“We are beckoned to see the world through a one-way mirror, as if we are threatened and innocent and the rest of humanity is threatening, or wretched, or expendable. Our memory is struggling to rescue the truth that human rights were not handed down as privileges from a parliament, or a boardroom, or an institution, but that peace is only possible with justice and with information that gives us the power to act justly.”
John Pilger

Tuesday, June 10, 2014

Não Vai Ter Copa Race, Class and the World Cup in Brazil

By MIKE LaSUSA

Counter Punch -  June 10, 2014

At 5pm local time on June 12, the national soccer teams of Brazil and Croatia will kick off the 2014 World Cup at the São Paulo Arena in Brazil’s largest city. The players will compete before a live crowd of tens of thousands and a televised audience of millions more.  At a total cost of roughly $11 billion - and at least eight workers’ lives – Brazil will host the most expensive World Cup in history. Though this is not to understate the scandalous unfolding atrocity in Qatar). Brazilians overwhelmingly supported bringing the event to their country when FIFA awarded them the honor in 2007 (no other nation in the Americas volunteered), but a recent poll from DataFolha indicates that a majority of citizens now oppose it.  Widespread anti-Cup protests have been roiling Brazil’s cities and social media networks for months. The demonstrators’ grievances range from public transportation fare hikes to inadequate wages, housing, education, security and healthcare, among other things.
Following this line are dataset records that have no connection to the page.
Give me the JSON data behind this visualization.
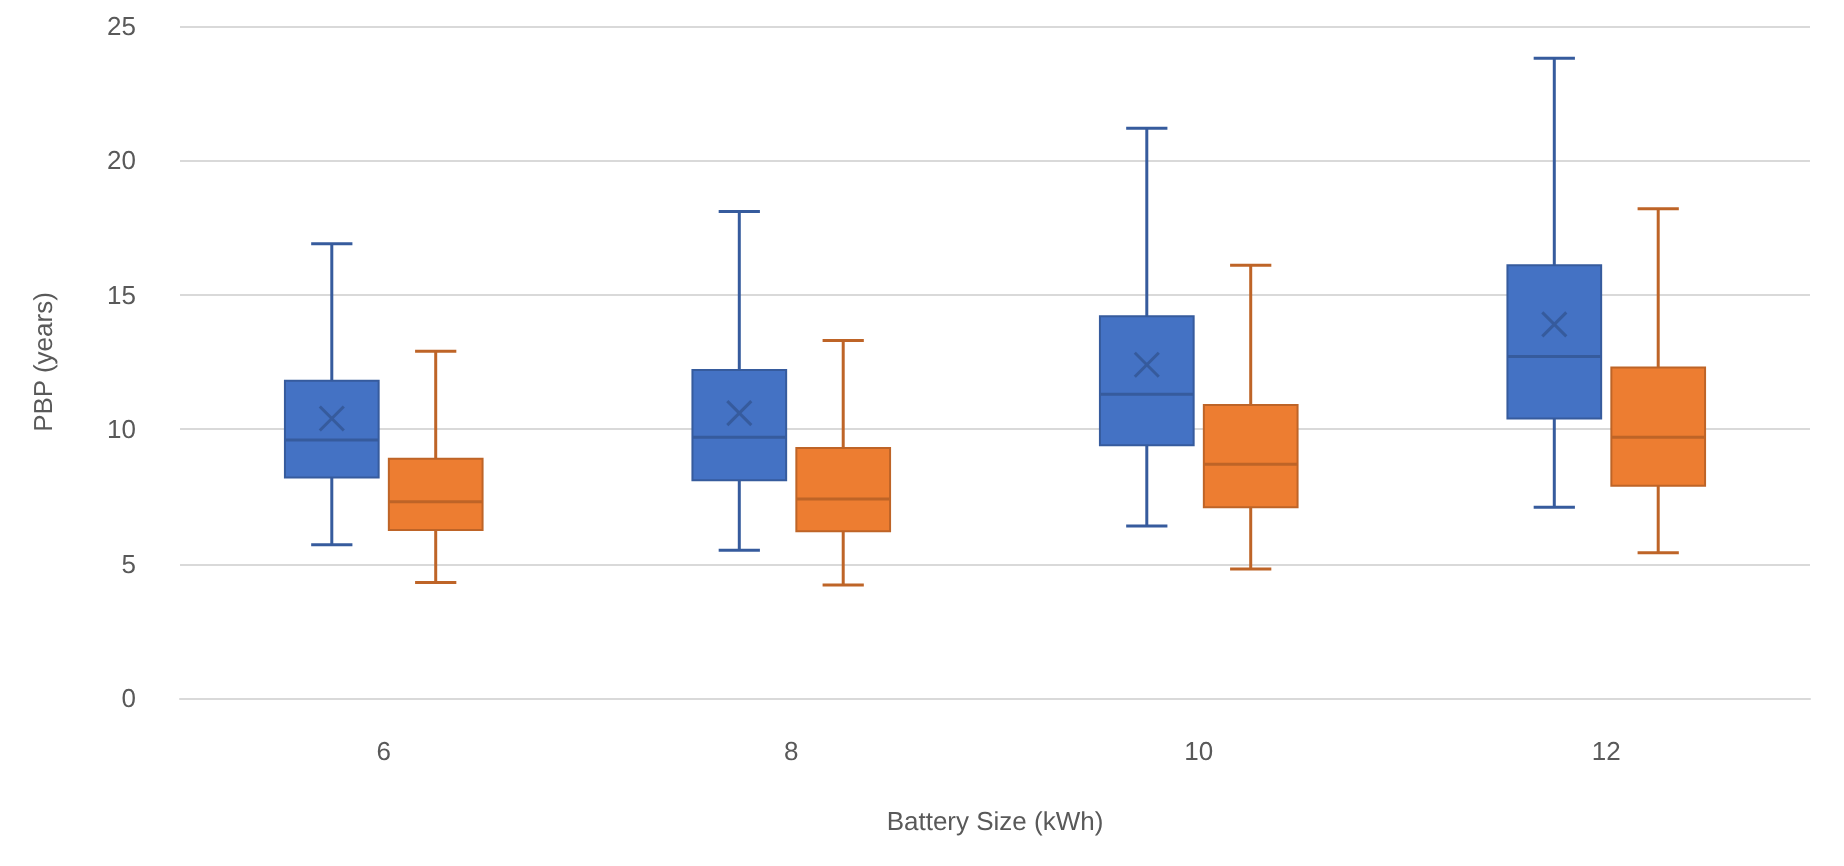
{
  "chart_data": {
    "type": "box",
    "xlabel": "Battery Size (kWh)",
    "ylabel": "PBP (years)",
    "categories": [
      "6",
      "8",
      "10",
      "12"
    ],
    "ylim": [
      0,
      25
    ],
    "yticks": [
      0,
      5,
      10,
      15,
      20,
      25
    ],
    "grid": "y",
    "series": [
      {
        "color": "#4472c4",
        "boxes": [
          {
            "low": 5.7,
            "q1": 8.2,
            "median": 9.6,
            "q3": 11.8,
            "high": 16.9,
            "mean": 10.4
          },
          {
            "low": 5.5,
            "q1": 8.1,
            "median": 9.7,
            "q3": 12.2,
            "high": 18.1,
            "mean": 10.6
          },
          {
            "low": 6.4,
            "q1": 9.4,
            "median": 11.3,
            "q3": 14.2,
            "high": 21.2,
            "mean": 12.4
          },
          {
            "low": 7.1,
            "q1": 10.4,
            "median": 12.7,
            "q3": 16.1,
            "high": 23.8,
            "mean": 13.9
          }
        ]
      },
      {
        "color": "#ed7d31",
        "boxes": [
          {
            "low": 4.3,
            "q1": 6.25,
            "median": 7.3,
            "q3": 8.9,
            "high": 12.9
          },
          {
            "low": 4.2,
            "q1": 6.2,
            "median": 7.4,
            "q3": 9.3,
            "high": 13.3
          },
          {
            "low": 4.8,
            "q1": 7.1,
            "median": 8.7,
            "q3": 10.9,
            "high": 16.1
          },
          {
            "low": 5.4,
            "q1": 7.9,
            "median": 9.7,
            "q3": 12.3,
            "high": 18.2
          }
        ]
      }
    ]
  }
}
But as evidenced by their use of the slogan “Não vai ter Copa!” (“There will be no Cup!”), it is clear that they intend to use the lavish international spectacle both as a symbol of their concerns and a spotlight to shine on them.  On June 3, a group of anti-Cup activists inflated giant soccer balls in the capital city Brasilia. Protest organizer Antonio Carlos Costa told Agence France Presse, ”We want the Brazilian government to ask the nation’s forgiveness because it promised something it never delivered. It invested a fortune of public money in things that weren’t necessary.” A recent Pew poll found that 61% of respondents believed hosting the World Cup is a ”bad thing” “because it takes money away from public services.”